GaN/AlGaN multiple quantum wells (MQWs) of varying well width grown on planar c ‐plane GaN and a ‐plane GaN templates fabricated by lateral epitaxial overgrowth (LEO) have been studied by subpicosecond photoluminescence (PL) downconversion and time‐correlated single photon counting as a function of pump intensity. Although slower room temperature decays at higher carrier density are observed in both a ‐plane LEO and c ‐plane MQWs with 3 nm well width, this behavior is attributed to suppression of electric field‐enhanced recombination through the barriers and interfaces at higher carrier density in the c ‐plane MQW, while in the a ‐plane LEO MQW the sublinear dependence of the PL signal at t = 0 on pump intensity implies that the radiative lifetime in this high quality sample increases due to a reduction in excitonic oscillator strength associated with phase space filling.
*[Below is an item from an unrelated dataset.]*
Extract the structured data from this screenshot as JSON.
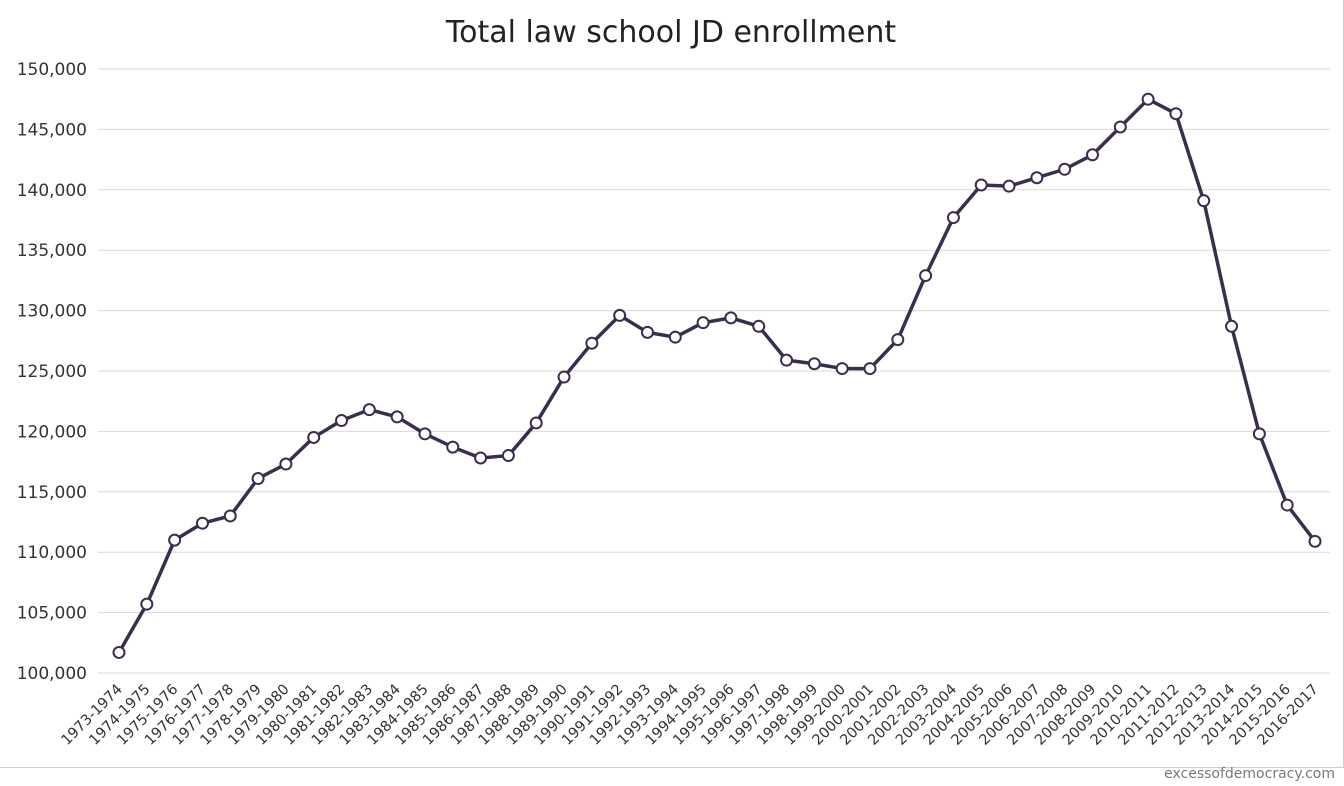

The combination of more intense time‐integrated PL spectra and shorter PL lifetimes with decreasing well width in the a ‐plane LEO MQWs for low pump intensity suggests that the radiative lifetime becomes shorter due to the accompanying increase in exciton binding energy and oscillator strength at smaller well width. (© 2005 WILEY‐VCH Verlag GmbH & Co. KGaA, Weinheim)